Like a Stone golpeó sobre mí como pedrada en el gusto musical. Como
un pescador, con el control como caña, me dediqué desde ese día a esperar a que
apareciera una vez más el video de la canción. No podía dejar de escuchar la
voz de ese tipo. Nunca la dejé de escuchar.
En un mundo en el que
apenas empezaba a popularizarse la palabra Internet, sin la rapidez, sin la cobertura,
sin Youtube, hice lo que hoy es impensable. Ahorrando hasta el último centavo (con
lo poco que podía hacer alguien a sus 16 años), compré el álbum Audioslave, que, por cierto, no fue nada
barato.
Había en la portada una llama
gigantesca y alguien minúsculo contemplándola. Vino la tarea inevitable,
maniática, el intentar darle significado a las cosas: llama prometeica.

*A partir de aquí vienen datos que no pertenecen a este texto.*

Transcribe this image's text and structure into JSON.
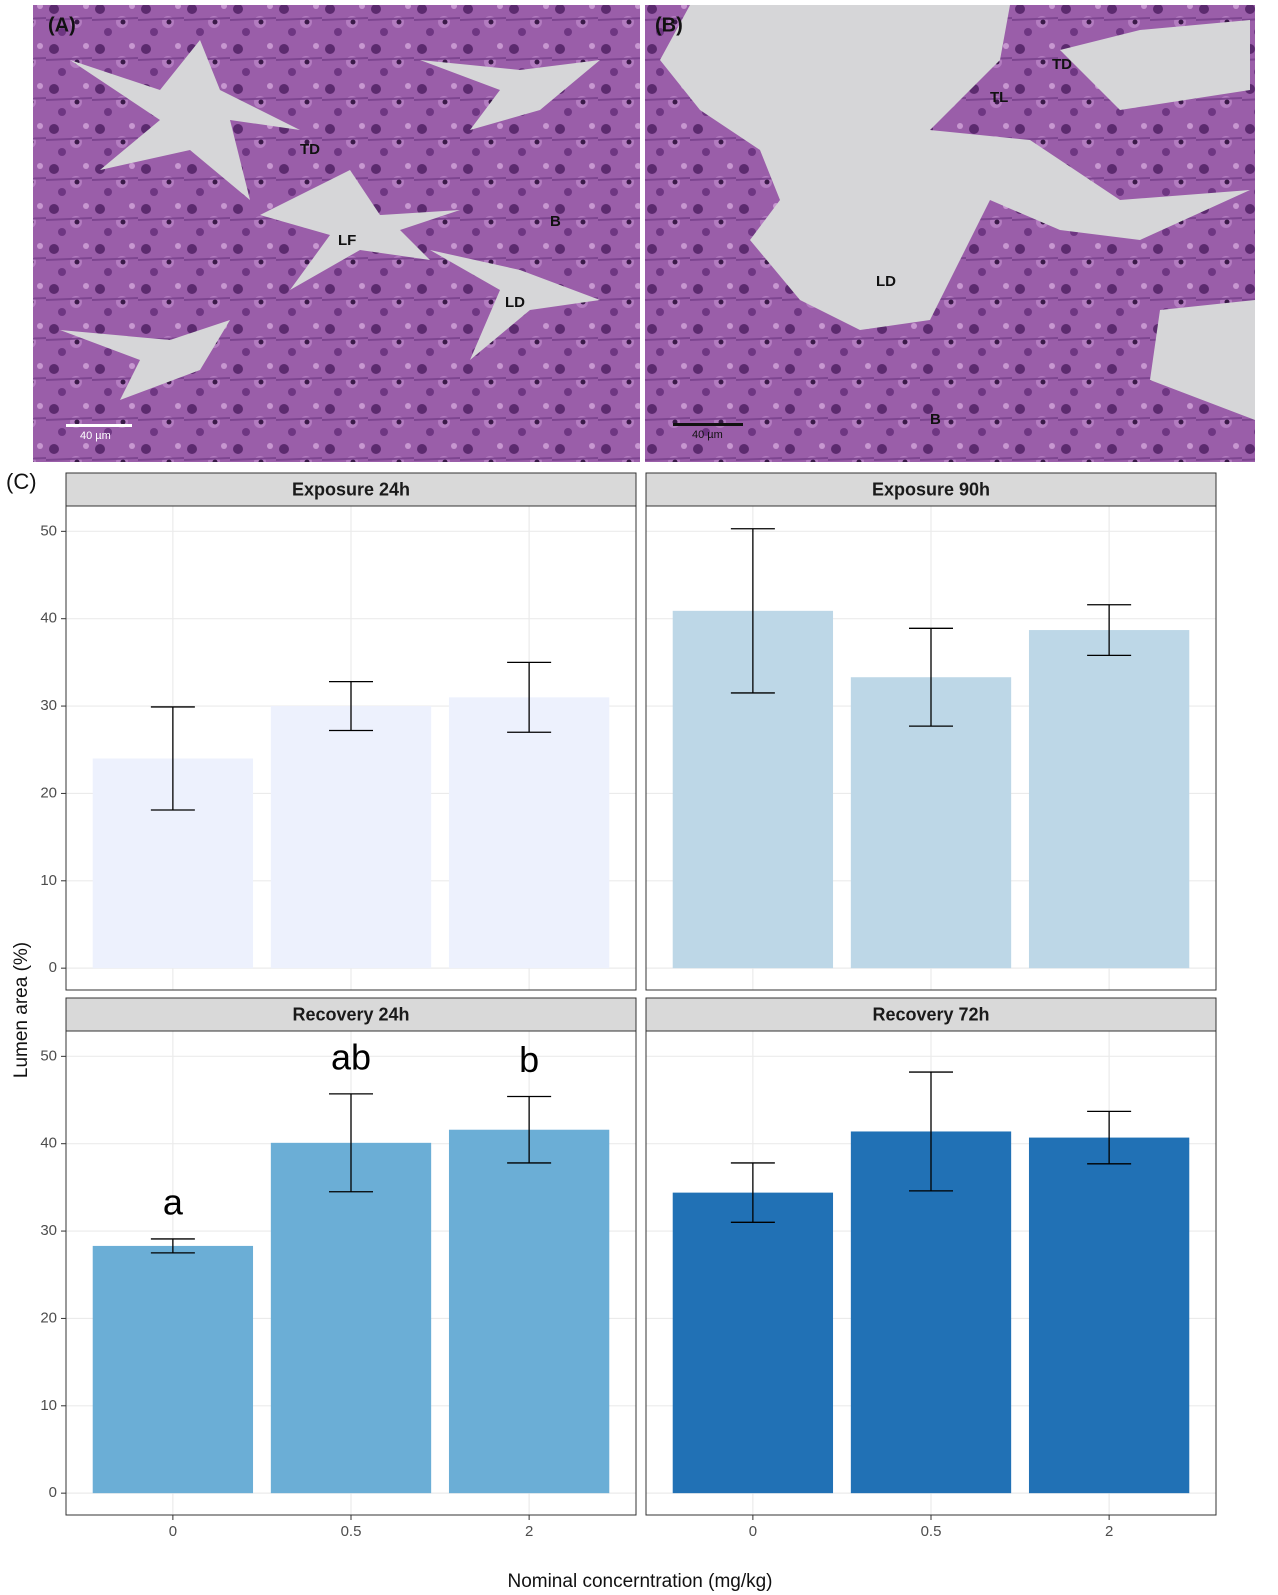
{
  "images": [
    {
      "label": "(A)",
      "annotations": [
        "TD",
        "LF",
        "B",
        "LD"
      ],
      "scale_bar": "40 µm"
    },
    {
      "label": "(B)",
      "annotations": [
        "TD",
        "TL",
        "LD",
        "B"
      ],
      "scale_bar": "40 µm"
    }
  ],
  "figure": {
    "panel_label": "(C)",
    "ylabel": "Lumen area (%)",
    "xlabel": "Nominal concerntration (mg/kg)"
  },
  "chart_data": [
    {
      "type": "bar",
      "title": "Exposure 24h",
      "categories": [
        "0",
        "0.5",
        "2"
      ],
      "values": [
        24,
        30,
        31
      ],
      "errors": [
        5.9,
        2.8,
        4.0
      ],
      "color": "#edf1fd",
      "ylim": [
        -2.5,
        52.9
      ],
      "yticks": [
        0,
        10,
        20,
        30,
        40,
        50
      ],
      "grid": true
    },
    {
      "type": "bar",
      "title": "Exposure 90h",
      "categories": [
        "0",
        "0.5",
        "2"
      ],
      "values": [
        40.9,
        33.3,
        38.7
      ],
      "errors": [
        9.4,
        5.6,
        2.9
      ],
      "color": "#bdd7e7",
      "ylim": [
        -2.5,
        52.9
      ],
      "yticks": [
        0,
        10,
        20,
        30,
        40,
        50
      ],
      "grid": true
    },
    {
      "type": "bar",
      "title": "Recovery 24h",
      "categories": [
        "0",
        "0.5",
        "2"
      ],
      "values": [
        28.3,
        40.1,
        41.6
      ],
      "errors": [
        0.8,
        5.6,
        3.8
      ],
      "labels": [
        "a",
        "ab",
        "b"
      ],
      "color": "#6baed6",
      "ylim": [
        -2.5,
        52.9
      ],
      "yticks": [
        0,
        10,
        20,
        30,
        40,
        50
      ],
      "grid": true
    },
    {
      "type": "bar",
      "title": "Recovery 72h",
      "categories": [
        "0",
        "0.5",
        "2"
      ],
      "values": [
        34.4,
        41.4,
        40.7
      ],
      "errors": [
        3.4,
        6.8,
        3.0
      ],
      "color": "#2171b5",
      "ylim": [
        -2.5,
        52.9
      ],
      "yticks": [
        0,
        10,
        20,
        30,
        40,
        50
      ],
      "grid": true
    }
  ]
}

Música
robada a los dioses para conservar en la tierra un pedazo de divinidad. Calor
para el alma. Sentido al mundo.
Más tarde, vino el
tiempo. Saber qué era Soundgarden, el
grunge, el post-grunge, las otras fantásticas canciones, la fama, las
adicciones. La historia.
Aun así, me quedo con lo
que sentí: ¿cómo podía ser una voz fuerte y frágil a la vez? ¿Cómo lograba producir
heridas y ser reparadora al mismo tiempo? ¿Cómo nostálgica y esperanzadora?
¿Cómo lo hacías?
En al amanecer de un
nuevo día, mientras preparo huevos fritos en una ciudad lejana de casa, me
entero de la muerte de Cornell. No puedo evitarlo: las lágrimas de un pasado
muy presente. “Gracias, viejo”, pienso. “Gracias”.